Anders als im Krater bei Darvaza seien die meisten Bodenfeuer in Indien nicht sichtbar, berichtet Hartwig Gielisch. Lediglich Dämpfe und Bodenhitze zeugen von der schwelenden Gefahr. Klüfte im Boden leiteten den Rauch oft weit entfernt vom Brandherd an die Oberfläche, so dass die Suchtrupps irregeleitet würden, erläutert Gielisch.

Experten des Deutschen Zentrums für Luft- und Raumfahrt (DLR) haben zwar anhand von Satellitendaten zahlreiche Hitzeareale identifizieren können. Auch Infrarotkameras und Stechsonden haben geholfen, Brände im Untergrund zu orten. "Doch die Messungen nutzen wenig, solange nicht verstanden ist, auf welche Weise die Feuer fortschreiten", sagt DLR-Forscher Stefan Voigt. Die deutschen Forscher entwickeln Computermodelle, die das Ausbreiten von Kohlebränden simulieren sollen. Doch Erkundungen vor Ort sind unerlässlich.

Jahrelang haben die DMT-Experten Jharia in Indien erkundet. "Unsere Aufgabe ist es zunächst, die Brände aufzuspüren" - im Auftrag der indischen Regierung. Im Gebiet von Jharia beispielsweise "brennt die ganze Region", sagt Gielisch. 55 Feuer hätten er und seine Kollegen dort entdeckt.

Panzer auf der Glut

Dann ging es ans Löschen. Auch dabei ist Expertise dringend gefragt - wie fatale Löschversuche der letzten Jahre gezeigt haben: "Einwohner machten den Fehler, Brände mit Wasser löschen zu wollen - das war keine gute Idee", sagt Gielisch. Säure aus der Kohle sickerte in den Boden und vergiftete das Grundwasser - auf die Feuerkatastrophe folgte das Giftdesaster. Außerdem scheint Wasser die unterirdischen Brände sogar zu beschleunigen, es wirkt offenbar ähnlich wie Fett in einer heißen Bratpfanne: Das Wasser verstärkt den Hitzestau im Boden.
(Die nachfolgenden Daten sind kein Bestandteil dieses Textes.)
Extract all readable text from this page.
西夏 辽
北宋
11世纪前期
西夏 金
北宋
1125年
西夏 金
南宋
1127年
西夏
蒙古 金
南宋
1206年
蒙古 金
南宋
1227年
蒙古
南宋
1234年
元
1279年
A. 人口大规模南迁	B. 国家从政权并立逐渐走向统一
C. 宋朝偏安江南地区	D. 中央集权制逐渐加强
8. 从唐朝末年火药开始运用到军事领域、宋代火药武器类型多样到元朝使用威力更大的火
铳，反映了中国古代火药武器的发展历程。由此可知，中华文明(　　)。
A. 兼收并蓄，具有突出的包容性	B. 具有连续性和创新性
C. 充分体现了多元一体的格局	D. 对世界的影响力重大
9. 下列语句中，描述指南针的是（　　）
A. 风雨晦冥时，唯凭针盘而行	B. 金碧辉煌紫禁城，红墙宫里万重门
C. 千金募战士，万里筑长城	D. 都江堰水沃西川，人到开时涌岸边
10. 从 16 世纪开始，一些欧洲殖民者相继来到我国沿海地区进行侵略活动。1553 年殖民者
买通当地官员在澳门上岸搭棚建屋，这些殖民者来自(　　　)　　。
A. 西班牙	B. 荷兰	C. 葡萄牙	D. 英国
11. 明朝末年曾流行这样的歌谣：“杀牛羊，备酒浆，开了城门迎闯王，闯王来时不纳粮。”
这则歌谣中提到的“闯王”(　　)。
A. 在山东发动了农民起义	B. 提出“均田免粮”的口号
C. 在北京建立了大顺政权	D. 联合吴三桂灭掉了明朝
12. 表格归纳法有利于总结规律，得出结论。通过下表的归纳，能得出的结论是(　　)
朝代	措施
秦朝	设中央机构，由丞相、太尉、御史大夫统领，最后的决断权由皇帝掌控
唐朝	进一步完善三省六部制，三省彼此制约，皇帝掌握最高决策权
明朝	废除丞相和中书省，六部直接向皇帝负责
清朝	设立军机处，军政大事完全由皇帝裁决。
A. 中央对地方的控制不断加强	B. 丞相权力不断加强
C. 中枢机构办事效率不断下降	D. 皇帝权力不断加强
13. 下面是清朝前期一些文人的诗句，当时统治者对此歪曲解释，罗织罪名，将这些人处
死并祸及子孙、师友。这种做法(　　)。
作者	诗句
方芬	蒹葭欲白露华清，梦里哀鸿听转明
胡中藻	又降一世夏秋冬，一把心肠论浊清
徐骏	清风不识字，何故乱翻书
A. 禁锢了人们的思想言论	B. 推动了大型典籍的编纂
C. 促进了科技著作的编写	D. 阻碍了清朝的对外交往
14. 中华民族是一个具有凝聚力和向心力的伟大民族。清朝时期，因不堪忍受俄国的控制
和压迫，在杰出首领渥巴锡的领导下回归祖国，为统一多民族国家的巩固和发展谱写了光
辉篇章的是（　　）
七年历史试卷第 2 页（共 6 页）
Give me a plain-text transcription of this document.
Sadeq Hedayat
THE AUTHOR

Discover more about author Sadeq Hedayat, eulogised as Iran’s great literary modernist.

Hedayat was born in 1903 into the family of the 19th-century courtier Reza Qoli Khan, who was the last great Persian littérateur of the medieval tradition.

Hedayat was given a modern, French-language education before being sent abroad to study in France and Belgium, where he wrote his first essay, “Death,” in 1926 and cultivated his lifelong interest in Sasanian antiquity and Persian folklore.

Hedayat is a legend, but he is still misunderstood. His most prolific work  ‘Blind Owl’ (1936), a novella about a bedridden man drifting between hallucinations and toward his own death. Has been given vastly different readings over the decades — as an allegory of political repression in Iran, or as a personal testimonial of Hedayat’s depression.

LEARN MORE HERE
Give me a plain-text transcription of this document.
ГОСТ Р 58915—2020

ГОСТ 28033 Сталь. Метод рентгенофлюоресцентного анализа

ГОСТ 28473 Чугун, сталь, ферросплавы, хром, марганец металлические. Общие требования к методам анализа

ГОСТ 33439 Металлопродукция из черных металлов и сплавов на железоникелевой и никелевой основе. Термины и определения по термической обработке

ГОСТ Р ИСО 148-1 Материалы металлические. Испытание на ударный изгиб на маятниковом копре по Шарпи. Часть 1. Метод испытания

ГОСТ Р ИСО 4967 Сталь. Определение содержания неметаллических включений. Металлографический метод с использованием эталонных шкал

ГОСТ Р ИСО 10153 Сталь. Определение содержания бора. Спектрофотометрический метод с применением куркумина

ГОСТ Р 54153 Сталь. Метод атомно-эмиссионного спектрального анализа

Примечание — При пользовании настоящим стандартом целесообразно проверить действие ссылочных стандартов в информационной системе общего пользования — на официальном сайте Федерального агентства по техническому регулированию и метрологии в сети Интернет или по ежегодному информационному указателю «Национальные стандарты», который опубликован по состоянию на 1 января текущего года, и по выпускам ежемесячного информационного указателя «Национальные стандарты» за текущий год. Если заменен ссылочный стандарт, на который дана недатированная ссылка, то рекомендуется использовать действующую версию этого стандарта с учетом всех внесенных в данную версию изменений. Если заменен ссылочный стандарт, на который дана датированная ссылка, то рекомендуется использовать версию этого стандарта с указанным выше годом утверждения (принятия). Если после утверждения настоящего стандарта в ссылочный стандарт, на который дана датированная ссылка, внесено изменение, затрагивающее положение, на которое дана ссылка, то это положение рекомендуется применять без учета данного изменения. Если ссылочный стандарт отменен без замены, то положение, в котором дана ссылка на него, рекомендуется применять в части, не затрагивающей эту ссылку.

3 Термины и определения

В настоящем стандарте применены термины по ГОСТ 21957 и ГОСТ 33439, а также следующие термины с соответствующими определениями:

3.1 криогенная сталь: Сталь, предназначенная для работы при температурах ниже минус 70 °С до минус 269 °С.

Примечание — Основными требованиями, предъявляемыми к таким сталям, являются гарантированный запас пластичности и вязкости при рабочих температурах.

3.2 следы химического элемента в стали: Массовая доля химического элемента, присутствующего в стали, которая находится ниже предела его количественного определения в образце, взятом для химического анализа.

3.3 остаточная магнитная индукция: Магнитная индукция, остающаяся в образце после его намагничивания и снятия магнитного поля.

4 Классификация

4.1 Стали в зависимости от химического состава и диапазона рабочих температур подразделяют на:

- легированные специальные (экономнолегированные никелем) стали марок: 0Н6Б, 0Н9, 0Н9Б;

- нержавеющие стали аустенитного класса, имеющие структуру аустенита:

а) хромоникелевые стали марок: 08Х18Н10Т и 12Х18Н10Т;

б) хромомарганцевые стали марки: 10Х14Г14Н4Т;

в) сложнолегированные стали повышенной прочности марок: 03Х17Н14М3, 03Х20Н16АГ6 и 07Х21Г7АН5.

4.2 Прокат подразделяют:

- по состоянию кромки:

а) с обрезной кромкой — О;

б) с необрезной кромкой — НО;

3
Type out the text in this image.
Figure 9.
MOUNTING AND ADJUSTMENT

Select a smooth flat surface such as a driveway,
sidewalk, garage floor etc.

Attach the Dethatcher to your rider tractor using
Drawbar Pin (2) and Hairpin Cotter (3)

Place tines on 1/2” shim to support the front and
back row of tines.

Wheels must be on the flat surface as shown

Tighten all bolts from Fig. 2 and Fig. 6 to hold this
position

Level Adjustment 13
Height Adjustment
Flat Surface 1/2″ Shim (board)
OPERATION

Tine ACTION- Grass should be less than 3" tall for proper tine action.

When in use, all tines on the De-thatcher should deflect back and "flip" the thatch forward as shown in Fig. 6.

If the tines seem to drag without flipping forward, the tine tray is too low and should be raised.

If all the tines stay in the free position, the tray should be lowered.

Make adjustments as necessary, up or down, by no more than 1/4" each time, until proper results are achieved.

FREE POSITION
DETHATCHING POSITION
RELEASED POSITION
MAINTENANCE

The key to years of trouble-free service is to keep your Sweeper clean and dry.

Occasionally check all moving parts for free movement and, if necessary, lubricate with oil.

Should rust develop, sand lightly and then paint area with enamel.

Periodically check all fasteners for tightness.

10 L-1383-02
Mit Flugasche, einem Spezialschaum oder mit Zement gehen die Experten gegen die Kohlebrände vor. Mancherorts räumen zunächst Sprengungen und Bagger Brandherde aus. Dann gießen Arbeiter Betonmauern in den Untergrund, die das Feuer stoppen sollen. Zuletzt entscheidet das Geld über das Löschmittel: Am besten funktioniere ein teurer Löschschaum, berichtet Gielisch. Die selbsthärtende Substanz legt sich wie ein Panzer um die Glut und erstickt sie. Die kostengünstigere Lösung ist Flugasche, die in Kohlekraftwerken massenhaft anfällt. Vielerorts werfen auch einfach Bagger massenhaft Sand und Erde auf offene Erdspalten, um dem Feuer die Sauerstoffzufuhr abzuschneiden.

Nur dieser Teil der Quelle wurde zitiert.